Here's a quick example I came up with: you are up against a Rain team. They have Mega Gengar and mixed Kingdra. Literally the only thing stopping Kingdra from sweeping your entire team, or at least taking down a minimum of two things, is Chansey, because Kingdra stronkgth.
Mixed Kingdra can only 3HKO Chansey with waterfall, so you can counter it and dick it with Thunder Wave, Seismic Toss, etc. But it's not so simple with Mega Gengar. Kingdra comes in on something it checks, you switch to Chansey at take a waterfall, and now there's four possible outcomes:
-You switch out Chansey to avoid Shadow Tag, they switch in Gengar. Whatever happens to Gengar, Chansey is now too weak to switch into Kingdra's waterfall.
-You switch out Chansey to avoid Shadow Tag, they instead use HYDRO PUMP IN RAIN KEK and you lose a mon
-You keep Chansey in, Mega Gengar comes in, traps it, and kills it. Kingdra sweeps your team.
-You keep Chansey in, they keep Kingdra in. It gets paralyzed and is crippled. You win.
So in 3/4 of the possible outcomes, you lose. And if you notice, there's basically no reason for the opponent to not switch in Mega Gengar, because even if you save Chansey, it's too weakened to switch in to Kingdra.

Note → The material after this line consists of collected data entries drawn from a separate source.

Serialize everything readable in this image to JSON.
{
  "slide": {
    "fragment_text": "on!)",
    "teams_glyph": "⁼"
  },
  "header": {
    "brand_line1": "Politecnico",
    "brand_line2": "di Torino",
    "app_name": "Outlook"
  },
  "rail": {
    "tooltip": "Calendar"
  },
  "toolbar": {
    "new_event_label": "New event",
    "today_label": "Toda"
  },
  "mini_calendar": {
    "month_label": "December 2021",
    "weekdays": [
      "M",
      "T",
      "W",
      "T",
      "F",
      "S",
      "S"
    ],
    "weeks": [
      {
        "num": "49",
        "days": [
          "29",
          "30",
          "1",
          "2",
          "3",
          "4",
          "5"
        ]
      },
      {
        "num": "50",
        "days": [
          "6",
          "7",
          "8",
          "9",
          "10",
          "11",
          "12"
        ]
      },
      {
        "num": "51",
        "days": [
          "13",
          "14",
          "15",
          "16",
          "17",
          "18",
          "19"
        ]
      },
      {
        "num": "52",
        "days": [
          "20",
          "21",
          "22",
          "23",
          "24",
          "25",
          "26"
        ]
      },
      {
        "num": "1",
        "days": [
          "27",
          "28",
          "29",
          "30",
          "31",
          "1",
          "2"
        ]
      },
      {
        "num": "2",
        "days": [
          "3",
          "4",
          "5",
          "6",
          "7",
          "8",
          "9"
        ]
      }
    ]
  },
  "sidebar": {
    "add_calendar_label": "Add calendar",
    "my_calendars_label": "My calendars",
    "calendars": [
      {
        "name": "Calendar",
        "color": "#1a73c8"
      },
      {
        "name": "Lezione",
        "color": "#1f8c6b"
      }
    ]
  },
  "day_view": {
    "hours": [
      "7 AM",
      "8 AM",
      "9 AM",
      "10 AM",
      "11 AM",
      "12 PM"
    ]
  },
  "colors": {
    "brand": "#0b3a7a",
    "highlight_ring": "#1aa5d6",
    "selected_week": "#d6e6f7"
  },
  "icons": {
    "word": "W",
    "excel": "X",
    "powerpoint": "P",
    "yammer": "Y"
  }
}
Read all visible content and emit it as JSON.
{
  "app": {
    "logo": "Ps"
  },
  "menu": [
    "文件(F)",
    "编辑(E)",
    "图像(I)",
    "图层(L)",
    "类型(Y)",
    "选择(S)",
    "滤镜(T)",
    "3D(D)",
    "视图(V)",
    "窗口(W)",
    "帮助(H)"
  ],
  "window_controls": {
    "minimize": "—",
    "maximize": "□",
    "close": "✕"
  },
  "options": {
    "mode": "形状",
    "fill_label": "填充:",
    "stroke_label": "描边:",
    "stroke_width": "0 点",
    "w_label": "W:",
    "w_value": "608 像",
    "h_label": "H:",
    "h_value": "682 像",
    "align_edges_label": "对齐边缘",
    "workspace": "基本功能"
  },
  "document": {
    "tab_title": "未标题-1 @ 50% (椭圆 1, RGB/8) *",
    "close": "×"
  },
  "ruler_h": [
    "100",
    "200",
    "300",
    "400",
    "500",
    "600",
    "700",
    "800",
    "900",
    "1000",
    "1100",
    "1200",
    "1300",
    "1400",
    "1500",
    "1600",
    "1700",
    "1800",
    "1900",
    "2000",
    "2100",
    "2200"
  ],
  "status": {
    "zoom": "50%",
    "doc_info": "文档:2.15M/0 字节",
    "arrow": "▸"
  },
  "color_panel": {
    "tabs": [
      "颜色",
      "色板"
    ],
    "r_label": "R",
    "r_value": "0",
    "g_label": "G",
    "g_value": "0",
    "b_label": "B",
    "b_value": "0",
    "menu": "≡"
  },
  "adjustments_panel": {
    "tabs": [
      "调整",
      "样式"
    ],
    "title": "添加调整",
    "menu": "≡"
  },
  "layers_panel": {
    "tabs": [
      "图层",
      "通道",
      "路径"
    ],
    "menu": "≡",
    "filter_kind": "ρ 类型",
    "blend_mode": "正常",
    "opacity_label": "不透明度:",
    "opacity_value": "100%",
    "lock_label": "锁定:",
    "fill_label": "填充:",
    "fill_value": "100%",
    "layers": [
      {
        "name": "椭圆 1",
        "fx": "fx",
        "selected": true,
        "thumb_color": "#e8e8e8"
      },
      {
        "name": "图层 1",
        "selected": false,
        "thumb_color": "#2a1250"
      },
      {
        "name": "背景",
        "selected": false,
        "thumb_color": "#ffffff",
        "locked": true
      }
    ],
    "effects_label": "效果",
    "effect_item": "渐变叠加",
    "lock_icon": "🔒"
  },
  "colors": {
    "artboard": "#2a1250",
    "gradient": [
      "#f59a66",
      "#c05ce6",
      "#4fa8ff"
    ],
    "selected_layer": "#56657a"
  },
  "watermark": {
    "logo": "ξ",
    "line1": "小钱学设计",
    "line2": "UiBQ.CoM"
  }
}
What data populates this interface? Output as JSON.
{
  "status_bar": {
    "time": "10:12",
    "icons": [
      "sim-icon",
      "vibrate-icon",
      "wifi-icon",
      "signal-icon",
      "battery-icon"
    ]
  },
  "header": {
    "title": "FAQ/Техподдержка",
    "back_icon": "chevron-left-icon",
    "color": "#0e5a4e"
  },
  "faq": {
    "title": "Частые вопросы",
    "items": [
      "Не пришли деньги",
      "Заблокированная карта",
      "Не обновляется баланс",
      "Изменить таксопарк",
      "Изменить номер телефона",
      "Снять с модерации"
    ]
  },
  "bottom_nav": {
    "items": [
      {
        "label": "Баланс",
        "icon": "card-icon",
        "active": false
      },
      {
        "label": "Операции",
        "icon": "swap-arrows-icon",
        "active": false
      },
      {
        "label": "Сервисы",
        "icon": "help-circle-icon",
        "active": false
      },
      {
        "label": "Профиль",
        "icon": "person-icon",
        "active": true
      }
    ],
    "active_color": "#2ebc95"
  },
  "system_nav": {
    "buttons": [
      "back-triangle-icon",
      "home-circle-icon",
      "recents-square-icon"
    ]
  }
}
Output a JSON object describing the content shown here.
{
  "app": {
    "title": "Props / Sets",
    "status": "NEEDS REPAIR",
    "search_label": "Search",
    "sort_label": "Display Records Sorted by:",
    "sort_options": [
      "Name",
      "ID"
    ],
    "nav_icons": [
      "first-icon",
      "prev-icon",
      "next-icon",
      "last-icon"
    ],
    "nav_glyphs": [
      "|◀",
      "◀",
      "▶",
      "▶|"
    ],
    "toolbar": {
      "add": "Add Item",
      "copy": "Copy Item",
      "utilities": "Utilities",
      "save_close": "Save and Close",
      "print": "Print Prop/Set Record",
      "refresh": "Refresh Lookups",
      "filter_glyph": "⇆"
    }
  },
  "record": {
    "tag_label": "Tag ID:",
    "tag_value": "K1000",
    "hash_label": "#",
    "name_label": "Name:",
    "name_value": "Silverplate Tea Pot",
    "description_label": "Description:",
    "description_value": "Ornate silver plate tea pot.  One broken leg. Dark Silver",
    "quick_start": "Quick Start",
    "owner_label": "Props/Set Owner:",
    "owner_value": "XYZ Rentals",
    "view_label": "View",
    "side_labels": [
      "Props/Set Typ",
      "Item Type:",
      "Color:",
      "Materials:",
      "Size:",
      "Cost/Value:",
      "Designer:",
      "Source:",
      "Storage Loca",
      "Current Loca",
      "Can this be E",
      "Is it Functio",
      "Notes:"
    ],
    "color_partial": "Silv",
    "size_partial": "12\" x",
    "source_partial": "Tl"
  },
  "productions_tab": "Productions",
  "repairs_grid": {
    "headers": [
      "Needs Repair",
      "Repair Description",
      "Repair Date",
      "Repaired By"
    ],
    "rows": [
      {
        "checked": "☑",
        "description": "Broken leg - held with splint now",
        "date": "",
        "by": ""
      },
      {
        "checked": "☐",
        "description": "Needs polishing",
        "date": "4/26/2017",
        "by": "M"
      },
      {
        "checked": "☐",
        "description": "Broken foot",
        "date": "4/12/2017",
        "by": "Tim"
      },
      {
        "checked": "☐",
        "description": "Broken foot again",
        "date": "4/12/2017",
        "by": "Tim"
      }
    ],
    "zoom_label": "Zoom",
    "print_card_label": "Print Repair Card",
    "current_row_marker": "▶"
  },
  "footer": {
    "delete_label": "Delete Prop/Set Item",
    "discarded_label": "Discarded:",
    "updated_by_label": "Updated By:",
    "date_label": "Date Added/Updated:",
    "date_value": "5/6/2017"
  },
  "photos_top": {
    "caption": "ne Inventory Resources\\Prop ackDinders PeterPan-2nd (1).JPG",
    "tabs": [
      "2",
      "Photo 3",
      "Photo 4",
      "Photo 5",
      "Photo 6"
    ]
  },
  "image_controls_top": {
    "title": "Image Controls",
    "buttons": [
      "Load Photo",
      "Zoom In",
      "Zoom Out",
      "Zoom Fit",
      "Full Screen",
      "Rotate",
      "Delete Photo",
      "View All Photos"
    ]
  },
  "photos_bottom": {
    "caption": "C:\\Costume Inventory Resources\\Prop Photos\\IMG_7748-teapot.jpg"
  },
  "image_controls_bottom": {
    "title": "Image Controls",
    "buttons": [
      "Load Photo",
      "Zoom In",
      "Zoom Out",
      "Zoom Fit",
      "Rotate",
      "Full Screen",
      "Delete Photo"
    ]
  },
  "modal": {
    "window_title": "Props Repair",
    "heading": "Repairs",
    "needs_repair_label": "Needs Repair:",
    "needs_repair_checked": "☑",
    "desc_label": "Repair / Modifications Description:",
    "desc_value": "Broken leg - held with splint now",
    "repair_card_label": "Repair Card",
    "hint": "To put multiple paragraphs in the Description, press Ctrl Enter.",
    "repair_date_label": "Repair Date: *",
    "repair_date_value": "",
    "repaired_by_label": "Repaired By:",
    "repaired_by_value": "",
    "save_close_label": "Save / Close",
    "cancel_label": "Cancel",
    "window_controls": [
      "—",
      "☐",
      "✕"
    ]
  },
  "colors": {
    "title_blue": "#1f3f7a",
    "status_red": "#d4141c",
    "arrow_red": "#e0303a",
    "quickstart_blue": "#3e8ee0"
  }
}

This exact same thing happens with a ton of sweepers: Mega Gengar can, pretty much without fail, take out any defensive counters to it, opening up a sweep. It makes everything else broken and dismantles any archetype that's not HO basically without fail or possible counterplay on the opponent's part. It's disgustingly broken in singles.